« Ils sont là ! Le Royaume des Cinq Joyaux est là ! » Cette phrase avait retentit à ses oreilles comme le croassement d’un corbeau, toute aussi désagréable à entendre et profondément mauvais signe. Pourquoi ne l’avait-on pas prévenue ? Les vampires disposent pourtant d’un système de communication magique très perfectionné ! Ils auraient du l’avertir, bon sang ! Elle se serait préparé à leur arrivée, car elle connaissait la raison de leur venue. Ils étaient venus négocier l’exclusion de la Main Noire de la cité de Saïsha, et donc des vampires par la même occasion. Elle ignorait cependant comment ils s’y prendraient. Peut-être proposeraient-ils de s’occuper de la sécurité de la ville, en en profitant pour la rendre sélective. Il se pourrait également qu’ils menacent purement et simplement la Confrérie de Saïsha de mettre à mal l’ordre fragile que les gardemages ont mis des siècles à instaurer. Non, ils savent que la cité fait un rempart efficace contre les Démons, mais il est possible qu’ils aient des informations avec lesquelles ils feraient chanter les Haut-Druides. En attendant, elle restait ambassadrice et devait -comme le veut la coutume- aller saluer la délégation et s’y présenter. Son visage conservait un calme olympien tandis que son cerveau fonctionnait à toute vitesse. Le seul signe indiquant qu’elle n’avait pas (encore) le contrôle de la situation était que ses yeux regardaient par terre, l’air ennuyé, chose qui ne survient jamais normalement.
Elle congédia le messager d’un signe de la main avec un petit hochement de tête en guise de remerciement, mouvement certes peu éloquent mais elle n’avait pas vraiment envie d’être aimable aujourd’hui. Elle se retourna et fixa intensément les yeux de Far’Téo, son collègue de gauche un instant, puis ceux de Guer’Vari, celui de droite, avant de leur ordonner d’une voix qu’elle aurait voulu moins sèche :
« Suivez-moi ».
Elle encra à nouveau son regard dans celui de Far’Téo, et y devina l’indécision et le doute.
« Rassurez-vous, nous sommes en territoire neutre, nous ne risquons rien des chevaliers des cinq joyaux ici. Allons leur montrer que les vampires sont toujours là, et qu’ils ont intérêt à ne pas nous oublier. »
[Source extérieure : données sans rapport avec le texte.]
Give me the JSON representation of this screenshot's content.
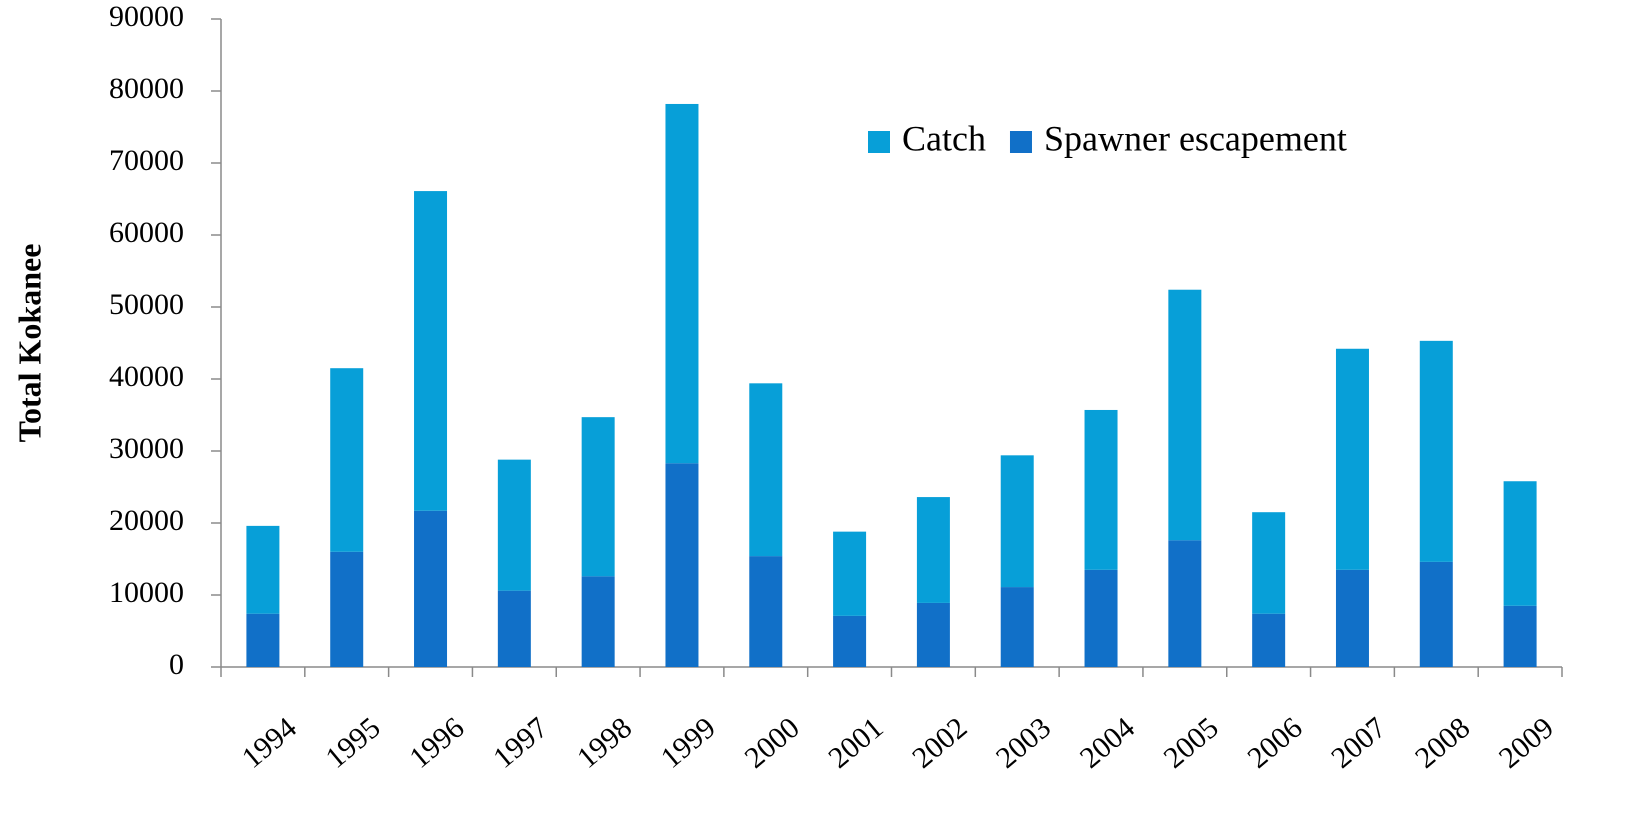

Laissant osciller son regard entre les deux, elle reprit son air de petite fille et sourit innocemment, ce qui pouvait presque faire oublier les batailles qu’elle avait mené, les soldats qu’elle avait tué et les souffrances qu’elle avait enduré. Non, décidemment, ce sourire ne sonnait pas faux, même si on connaissait ses états de services. Prenant sa voix de gamine, elle dit d’un air jovial : « On y va ? »
C’est en gambadant qu’elle sortit de l’ambassade de la Confrérie Vampirique, flanquée de ses deux collègues richement vêtus. Avec sa peau et sa robe blanche, elle donnait l’impression d’une petite flammèche joyeuse, ainsi éclairée par le soleil couchant, contrastant avec ses acolytes habillés de sombres manteaux cousus d’argent, au teint grisâtre et aux cheveux noirs (longs pour Far’Téo et cours pour Guer’Vari). Ils se mirent alors en marche vers le campement des Cinq Joyaux.